Comment 13 Jack 2021-07-11 23:04:34 UTC

How did this bug get into -stable? ;)

Comment 14 Lutz Donnerhacke freebsd_committer

2021-07-12 07:47:54 UTC

(In reply to Jack from comment #13)

The low rate issue was not covered by explicit tests and real world use cases. Shit happens.

Comment 15 Mark Johnston freebsd_committer

2021-12-01 13:15:56 UTC

Is there anything left to do for this bug?

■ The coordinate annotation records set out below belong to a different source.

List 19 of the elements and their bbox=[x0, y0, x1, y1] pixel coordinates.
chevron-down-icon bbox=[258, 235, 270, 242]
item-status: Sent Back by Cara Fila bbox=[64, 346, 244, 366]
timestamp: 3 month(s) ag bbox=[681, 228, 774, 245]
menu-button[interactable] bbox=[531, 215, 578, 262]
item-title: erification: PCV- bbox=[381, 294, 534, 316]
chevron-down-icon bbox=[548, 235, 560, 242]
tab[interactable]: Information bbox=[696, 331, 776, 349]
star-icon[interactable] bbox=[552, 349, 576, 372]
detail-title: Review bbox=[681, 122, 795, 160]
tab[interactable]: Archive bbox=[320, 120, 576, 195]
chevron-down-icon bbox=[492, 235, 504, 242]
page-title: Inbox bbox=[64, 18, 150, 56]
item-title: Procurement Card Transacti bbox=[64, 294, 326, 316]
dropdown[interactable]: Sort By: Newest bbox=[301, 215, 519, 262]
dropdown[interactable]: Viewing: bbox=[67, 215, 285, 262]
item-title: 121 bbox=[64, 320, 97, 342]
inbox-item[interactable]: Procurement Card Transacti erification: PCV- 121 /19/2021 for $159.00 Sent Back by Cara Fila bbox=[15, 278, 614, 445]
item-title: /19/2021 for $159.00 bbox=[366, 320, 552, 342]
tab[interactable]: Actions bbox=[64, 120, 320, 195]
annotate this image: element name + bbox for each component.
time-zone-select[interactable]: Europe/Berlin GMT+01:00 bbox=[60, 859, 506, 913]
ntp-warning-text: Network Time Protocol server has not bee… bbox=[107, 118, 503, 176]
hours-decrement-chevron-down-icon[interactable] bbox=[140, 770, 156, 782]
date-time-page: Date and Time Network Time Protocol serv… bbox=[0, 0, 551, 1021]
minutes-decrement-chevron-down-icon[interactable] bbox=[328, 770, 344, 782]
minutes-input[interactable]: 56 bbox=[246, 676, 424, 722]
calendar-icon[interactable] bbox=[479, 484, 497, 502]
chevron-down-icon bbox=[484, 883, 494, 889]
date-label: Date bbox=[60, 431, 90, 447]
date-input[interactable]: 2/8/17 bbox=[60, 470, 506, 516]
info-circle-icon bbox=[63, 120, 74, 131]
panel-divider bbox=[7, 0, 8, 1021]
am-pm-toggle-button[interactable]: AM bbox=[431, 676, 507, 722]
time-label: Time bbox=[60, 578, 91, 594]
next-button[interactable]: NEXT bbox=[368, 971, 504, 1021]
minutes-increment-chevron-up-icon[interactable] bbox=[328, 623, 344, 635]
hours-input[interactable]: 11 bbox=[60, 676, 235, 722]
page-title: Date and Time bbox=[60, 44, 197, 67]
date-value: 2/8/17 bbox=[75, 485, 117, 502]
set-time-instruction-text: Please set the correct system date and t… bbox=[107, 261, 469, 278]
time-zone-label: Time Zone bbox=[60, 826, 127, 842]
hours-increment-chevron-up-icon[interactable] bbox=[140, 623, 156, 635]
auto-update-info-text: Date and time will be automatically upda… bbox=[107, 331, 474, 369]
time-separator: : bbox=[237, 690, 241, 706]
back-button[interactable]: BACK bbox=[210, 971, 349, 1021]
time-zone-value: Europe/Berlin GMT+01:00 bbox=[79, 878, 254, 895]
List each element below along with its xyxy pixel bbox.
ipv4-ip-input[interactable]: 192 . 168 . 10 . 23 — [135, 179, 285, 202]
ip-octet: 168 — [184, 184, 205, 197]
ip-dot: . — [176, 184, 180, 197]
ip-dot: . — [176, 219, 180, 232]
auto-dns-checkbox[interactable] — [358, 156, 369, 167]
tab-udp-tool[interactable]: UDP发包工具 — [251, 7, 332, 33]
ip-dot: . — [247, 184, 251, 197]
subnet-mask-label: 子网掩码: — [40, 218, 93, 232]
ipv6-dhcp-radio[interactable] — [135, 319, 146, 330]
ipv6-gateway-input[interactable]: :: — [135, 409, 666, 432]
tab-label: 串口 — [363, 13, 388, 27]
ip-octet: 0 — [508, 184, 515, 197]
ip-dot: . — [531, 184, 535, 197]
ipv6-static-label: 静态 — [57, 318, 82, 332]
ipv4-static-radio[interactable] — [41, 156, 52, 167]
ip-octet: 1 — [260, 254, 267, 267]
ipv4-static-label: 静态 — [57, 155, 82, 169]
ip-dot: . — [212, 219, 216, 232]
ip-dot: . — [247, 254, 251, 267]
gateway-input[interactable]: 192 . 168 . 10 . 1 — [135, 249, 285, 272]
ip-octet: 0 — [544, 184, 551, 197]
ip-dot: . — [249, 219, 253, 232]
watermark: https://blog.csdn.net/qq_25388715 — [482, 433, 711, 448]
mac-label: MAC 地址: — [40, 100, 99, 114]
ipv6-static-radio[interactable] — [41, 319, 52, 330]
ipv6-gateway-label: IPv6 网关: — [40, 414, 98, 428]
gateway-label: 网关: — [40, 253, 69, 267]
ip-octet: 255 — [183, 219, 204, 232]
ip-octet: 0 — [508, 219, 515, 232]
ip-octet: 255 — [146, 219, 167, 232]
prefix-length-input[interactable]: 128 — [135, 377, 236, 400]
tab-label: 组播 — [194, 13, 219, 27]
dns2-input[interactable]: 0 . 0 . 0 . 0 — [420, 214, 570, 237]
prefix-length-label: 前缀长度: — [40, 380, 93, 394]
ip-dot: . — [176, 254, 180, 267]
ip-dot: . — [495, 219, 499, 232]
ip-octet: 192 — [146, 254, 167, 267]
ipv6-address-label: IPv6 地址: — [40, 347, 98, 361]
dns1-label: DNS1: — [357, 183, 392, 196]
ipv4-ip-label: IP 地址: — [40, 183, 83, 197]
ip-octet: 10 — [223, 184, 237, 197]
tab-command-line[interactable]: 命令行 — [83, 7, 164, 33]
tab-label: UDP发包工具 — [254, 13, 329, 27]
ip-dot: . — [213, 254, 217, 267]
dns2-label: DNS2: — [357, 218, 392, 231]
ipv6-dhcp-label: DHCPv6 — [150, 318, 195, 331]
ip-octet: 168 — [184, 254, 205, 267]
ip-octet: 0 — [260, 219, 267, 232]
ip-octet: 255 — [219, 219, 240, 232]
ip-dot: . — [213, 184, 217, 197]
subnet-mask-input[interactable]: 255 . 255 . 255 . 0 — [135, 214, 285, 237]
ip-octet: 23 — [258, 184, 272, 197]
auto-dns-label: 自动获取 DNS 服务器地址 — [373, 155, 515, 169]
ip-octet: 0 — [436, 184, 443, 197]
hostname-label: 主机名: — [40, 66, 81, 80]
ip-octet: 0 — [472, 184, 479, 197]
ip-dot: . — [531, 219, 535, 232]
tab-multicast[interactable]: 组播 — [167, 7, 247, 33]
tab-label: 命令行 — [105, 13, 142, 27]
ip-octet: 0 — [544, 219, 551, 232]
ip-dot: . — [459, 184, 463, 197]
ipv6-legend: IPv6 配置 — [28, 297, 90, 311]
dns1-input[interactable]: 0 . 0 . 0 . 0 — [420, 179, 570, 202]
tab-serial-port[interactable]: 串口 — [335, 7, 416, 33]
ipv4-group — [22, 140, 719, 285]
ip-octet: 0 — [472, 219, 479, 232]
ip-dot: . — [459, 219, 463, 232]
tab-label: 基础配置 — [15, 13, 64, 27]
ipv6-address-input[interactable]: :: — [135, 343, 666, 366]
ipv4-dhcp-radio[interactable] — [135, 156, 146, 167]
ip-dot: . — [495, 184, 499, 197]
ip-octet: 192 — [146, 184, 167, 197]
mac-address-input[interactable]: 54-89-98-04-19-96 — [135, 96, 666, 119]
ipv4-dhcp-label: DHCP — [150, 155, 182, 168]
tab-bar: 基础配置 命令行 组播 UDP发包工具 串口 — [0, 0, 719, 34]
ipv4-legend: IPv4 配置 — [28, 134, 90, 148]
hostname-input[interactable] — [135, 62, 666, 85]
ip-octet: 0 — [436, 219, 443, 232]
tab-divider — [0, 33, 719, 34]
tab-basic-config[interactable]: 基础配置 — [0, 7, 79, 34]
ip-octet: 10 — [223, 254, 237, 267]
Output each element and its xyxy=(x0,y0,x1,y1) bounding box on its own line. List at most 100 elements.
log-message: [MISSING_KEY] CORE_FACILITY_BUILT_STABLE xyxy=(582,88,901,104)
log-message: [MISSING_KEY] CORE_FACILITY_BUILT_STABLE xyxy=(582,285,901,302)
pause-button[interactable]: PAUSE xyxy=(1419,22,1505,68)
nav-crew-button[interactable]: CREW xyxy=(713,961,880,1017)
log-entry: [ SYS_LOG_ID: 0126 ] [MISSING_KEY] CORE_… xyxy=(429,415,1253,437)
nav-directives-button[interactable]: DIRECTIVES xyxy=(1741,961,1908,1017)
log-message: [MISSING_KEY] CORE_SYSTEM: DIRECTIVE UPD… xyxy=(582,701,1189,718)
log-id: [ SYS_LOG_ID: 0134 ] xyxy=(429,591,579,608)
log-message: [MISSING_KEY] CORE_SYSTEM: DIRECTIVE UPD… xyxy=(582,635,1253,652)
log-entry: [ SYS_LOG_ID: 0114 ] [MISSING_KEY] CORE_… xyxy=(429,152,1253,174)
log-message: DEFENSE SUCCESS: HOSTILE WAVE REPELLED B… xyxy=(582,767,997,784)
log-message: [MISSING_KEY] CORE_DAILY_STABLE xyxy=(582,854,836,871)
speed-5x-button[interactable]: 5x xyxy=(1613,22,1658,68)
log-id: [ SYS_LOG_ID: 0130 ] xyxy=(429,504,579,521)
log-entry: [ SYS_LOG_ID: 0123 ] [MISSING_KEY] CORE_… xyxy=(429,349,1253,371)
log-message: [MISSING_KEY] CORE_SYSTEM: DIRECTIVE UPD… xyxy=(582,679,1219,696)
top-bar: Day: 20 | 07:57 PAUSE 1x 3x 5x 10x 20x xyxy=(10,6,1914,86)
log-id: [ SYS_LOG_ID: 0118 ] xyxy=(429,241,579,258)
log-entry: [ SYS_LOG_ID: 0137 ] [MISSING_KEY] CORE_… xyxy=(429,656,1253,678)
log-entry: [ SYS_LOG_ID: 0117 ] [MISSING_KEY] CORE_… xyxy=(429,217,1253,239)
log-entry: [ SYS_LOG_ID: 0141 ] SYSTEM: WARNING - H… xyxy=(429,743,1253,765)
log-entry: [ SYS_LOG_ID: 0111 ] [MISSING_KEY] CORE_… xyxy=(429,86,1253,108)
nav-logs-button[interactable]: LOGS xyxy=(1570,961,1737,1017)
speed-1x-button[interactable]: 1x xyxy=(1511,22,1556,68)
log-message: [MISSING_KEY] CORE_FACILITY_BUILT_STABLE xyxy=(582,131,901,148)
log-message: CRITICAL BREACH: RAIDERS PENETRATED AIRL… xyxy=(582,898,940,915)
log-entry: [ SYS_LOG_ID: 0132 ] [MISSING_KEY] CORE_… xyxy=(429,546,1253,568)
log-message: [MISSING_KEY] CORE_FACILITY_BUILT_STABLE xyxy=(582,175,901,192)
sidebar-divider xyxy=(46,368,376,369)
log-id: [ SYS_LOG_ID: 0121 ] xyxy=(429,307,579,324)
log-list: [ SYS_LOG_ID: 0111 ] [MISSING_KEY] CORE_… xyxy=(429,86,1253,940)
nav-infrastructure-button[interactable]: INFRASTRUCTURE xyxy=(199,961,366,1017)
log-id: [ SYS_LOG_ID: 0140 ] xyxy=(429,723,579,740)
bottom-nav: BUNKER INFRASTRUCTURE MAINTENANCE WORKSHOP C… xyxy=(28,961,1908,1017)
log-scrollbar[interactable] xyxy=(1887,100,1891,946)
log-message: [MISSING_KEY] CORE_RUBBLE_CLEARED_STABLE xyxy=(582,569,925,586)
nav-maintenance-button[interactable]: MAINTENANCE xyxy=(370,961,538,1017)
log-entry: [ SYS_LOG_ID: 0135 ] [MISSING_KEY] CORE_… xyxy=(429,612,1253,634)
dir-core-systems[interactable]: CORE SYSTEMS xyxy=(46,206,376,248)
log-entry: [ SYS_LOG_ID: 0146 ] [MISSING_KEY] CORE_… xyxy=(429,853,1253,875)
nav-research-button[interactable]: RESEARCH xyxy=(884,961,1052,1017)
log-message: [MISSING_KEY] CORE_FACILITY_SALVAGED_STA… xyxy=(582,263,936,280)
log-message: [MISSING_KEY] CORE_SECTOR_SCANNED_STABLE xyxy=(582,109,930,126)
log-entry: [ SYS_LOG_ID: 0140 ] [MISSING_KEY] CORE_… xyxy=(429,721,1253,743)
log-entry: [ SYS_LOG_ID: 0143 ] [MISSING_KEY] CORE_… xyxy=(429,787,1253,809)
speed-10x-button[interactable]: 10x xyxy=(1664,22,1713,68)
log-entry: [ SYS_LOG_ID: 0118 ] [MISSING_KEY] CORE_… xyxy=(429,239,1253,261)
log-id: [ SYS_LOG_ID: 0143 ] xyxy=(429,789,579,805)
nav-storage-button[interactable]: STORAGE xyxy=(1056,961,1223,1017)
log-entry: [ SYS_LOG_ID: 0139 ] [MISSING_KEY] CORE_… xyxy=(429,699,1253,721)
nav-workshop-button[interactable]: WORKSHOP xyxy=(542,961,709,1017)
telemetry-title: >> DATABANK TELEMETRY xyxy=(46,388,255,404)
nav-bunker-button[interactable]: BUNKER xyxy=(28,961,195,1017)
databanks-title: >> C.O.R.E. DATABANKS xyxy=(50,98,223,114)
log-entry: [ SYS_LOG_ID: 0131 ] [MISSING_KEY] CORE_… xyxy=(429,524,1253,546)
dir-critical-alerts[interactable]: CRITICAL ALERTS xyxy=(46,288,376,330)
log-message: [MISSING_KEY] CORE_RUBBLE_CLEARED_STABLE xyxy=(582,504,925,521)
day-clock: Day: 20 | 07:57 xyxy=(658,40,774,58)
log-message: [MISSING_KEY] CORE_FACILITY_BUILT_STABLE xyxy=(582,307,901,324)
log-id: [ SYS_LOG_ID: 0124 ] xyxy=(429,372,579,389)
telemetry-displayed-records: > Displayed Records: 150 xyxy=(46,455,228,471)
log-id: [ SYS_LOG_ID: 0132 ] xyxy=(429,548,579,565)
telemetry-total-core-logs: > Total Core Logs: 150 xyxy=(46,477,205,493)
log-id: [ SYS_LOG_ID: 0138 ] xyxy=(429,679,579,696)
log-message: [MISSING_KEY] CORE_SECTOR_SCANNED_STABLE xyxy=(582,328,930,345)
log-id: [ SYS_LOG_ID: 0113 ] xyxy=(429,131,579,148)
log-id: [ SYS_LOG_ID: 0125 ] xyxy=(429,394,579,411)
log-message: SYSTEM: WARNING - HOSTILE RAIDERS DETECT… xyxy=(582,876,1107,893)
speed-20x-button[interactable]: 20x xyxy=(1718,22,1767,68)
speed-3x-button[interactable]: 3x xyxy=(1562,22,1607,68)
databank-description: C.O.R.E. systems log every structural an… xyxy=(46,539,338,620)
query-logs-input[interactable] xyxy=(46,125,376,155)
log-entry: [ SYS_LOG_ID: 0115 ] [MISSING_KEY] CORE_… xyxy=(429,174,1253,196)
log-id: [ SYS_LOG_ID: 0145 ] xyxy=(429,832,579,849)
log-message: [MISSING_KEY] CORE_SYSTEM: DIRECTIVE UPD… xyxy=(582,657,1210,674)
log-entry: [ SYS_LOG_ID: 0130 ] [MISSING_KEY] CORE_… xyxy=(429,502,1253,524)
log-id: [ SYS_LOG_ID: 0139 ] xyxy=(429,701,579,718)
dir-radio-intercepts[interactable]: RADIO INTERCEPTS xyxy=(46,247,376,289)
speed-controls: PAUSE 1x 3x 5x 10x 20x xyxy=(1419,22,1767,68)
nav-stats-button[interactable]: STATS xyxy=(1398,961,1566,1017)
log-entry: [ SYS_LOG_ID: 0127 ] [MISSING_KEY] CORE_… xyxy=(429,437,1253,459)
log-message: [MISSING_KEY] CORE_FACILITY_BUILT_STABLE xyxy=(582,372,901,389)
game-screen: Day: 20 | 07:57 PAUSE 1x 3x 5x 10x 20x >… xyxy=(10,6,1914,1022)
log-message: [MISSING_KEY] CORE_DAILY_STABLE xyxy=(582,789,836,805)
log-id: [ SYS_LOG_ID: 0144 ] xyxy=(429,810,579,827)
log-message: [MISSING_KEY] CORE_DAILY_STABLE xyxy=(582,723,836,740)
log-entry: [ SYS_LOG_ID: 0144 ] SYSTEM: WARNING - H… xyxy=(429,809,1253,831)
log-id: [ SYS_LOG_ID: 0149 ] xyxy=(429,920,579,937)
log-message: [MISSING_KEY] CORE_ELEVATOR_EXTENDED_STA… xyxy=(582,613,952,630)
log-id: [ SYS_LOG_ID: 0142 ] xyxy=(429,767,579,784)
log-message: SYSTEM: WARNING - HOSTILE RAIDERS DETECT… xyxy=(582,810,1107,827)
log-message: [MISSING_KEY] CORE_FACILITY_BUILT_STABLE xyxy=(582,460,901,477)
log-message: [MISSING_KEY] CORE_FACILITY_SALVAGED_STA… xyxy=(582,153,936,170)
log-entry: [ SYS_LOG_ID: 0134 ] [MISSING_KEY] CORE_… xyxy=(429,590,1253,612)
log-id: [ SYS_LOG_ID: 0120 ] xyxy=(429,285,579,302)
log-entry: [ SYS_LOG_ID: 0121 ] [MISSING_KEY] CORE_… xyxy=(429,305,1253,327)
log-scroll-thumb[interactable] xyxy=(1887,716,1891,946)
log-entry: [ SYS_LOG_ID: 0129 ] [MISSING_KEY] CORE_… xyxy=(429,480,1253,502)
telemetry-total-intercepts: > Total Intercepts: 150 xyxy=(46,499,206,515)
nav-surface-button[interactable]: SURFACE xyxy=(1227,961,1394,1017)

Comment 16 Jack 2021-12-01 22:41:56 UTC

So far so good here on latest 13-stable.

Comment 17 Kubilay Kocak freebsd_committer

2021-12-01 22:58:15 UTC

^Triage: Assign to committer that resolved and track stable merges.

Please re-open this issue with additional information if there are any changes remaining required to resolve this issue.